Furthermore, we also see that deposits are decreasing while credits on deposits are growing. The oil industry once generated a large quantity of cash and currency and we have felt a certain decrease because there are fewer transfers taking place. Small subcontractor companies are the most affected. When there is no activity they find themselves with very expensive equipment in standby, coupled with significant debts.
This affects both companies and the banks who lend to them. Banks are obliged to respect certain rules and are obliged to write off assets that originate from doubtful debt, which has a direct impact on the banks. When consistent cash flows are scarce, companies are penalised and hence banks are, too.
There is a need for a certain degree of flexibility from all stakeholders in the state and the industry in order to find solutions to this. For example, the central bank could be helping banks to put credits of consolidation in place to help these companies partially reimburse credits or to grant them reasonable grace periods to resolve liquidity tensions. Discussions and agreements are needed and it is important that all major actors understand the importance of taking intelligent and effective action.
What is your view for the Congolese economy in 2017?
In the final months of 2016 I had the impression that there was some significantly increasing optimism.
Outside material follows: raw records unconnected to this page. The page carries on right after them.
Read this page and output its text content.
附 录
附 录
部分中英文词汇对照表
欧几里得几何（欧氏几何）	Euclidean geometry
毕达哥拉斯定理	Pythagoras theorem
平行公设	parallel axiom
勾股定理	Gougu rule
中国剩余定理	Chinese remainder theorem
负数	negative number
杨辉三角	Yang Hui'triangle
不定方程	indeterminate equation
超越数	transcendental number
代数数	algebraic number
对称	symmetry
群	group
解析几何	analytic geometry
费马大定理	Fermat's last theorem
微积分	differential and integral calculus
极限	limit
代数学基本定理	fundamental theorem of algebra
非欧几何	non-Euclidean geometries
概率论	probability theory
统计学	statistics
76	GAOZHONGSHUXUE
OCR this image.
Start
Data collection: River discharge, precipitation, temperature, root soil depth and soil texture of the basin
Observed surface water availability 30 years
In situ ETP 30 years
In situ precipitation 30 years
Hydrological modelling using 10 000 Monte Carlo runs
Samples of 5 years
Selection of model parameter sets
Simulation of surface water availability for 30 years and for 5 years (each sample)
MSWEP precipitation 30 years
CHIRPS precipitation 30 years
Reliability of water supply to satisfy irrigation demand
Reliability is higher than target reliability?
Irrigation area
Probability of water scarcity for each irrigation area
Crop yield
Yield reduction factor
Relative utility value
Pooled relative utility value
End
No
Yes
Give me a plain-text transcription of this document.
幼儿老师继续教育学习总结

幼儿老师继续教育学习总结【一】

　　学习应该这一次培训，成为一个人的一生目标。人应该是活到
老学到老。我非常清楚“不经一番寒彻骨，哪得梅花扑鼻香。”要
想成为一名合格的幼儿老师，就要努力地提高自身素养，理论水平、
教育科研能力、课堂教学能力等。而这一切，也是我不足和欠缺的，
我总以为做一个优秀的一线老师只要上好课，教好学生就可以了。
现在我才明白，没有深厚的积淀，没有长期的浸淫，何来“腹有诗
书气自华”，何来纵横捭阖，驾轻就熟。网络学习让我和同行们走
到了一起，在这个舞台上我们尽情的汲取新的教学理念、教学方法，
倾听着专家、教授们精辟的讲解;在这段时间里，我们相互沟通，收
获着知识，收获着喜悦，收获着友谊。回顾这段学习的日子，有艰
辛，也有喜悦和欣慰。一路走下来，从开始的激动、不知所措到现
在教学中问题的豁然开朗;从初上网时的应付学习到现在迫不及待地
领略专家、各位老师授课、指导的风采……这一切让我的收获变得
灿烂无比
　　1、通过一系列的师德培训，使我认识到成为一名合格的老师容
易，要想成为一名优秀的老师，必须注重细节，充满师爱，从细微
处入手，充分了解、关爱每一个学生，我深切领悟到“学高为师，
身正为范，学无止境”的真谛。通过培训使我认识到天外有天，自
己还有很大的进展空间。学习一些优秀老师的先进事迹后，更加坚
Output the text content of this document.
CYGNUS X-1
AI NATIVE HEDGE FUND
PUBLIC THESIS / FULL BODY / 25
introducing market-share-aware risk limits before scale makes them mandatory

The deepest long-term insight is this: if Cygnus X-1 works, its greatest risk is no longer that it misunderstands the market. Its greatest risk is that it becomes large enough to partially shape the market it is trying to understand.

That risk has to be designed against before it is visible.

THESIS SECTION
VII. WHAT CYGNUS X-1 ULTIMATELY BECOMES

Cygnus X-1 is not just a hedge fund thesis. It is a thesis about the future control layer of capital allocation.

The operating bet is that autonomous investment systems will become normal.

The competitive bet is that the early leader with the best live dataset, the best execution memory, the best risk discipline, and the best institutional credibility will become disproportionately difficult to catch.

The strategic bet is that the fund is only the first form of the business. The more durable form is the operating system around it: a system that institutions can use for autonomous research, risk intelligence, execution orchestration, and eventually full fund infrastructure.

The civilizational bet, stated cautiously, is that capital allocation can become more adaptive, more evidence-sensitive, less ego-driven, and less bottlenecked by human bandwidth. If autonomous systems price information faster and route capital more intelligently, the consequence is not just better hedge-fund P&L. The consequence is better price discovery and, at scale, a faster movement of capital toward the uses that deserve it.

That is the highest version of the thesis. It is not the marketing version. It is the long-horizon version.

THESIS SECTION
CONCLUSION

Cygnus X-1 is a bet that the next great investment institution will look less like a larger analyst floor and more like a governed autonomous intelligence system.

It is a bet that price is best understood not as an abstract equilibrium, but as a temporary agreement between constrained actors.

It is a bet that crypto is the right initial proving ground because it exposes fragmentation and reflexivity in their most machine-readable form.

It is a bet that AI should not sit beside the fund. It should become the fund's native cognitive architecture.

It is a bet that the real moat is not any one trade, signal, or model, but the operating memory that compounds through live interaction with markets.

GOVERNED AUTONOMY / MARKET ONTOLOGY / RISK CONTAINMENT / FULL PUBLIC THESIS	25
However, it is necessary for all the political issues that have been discussed to be implemented, especially as far as diversification is concerned. The country has a huge potential; it is a young country with a young population and many valuable resources.
We must learn to invest in refining products and go up the value chain, especially in the downstream sector. This would allow us to transmit competencies and train local employees. Though this would be a long-term investment, in 10-15 years you will see the results. A long-term strategy is required for our present situation.
What is LCB Bank’s future outlook?
Our objective is to become the premier bank for the whole region, not only for the Republic of the Congo. We are not here to manage a single bank but to participate in the wider process of bankarisation of the whole region. The group’s mission is to put in place an innovative business model in the Republic of the Congo and, starting from here, to try to export it to the region. This model already had success in Morocco and other countries of West Africa and now we are experimenting with it here.
We have a long-term vision that reflects innovation and adaptability to the specific needs of the region. For example, mobile banking is something that we definitely need to implement here and in the region, but the equipment, transition and support processes have to be adapted to the particularities of each population and society. We are a universal bank and we do not want to focus on a predetermined sector. We want to develop a business model that responds to society’s needs.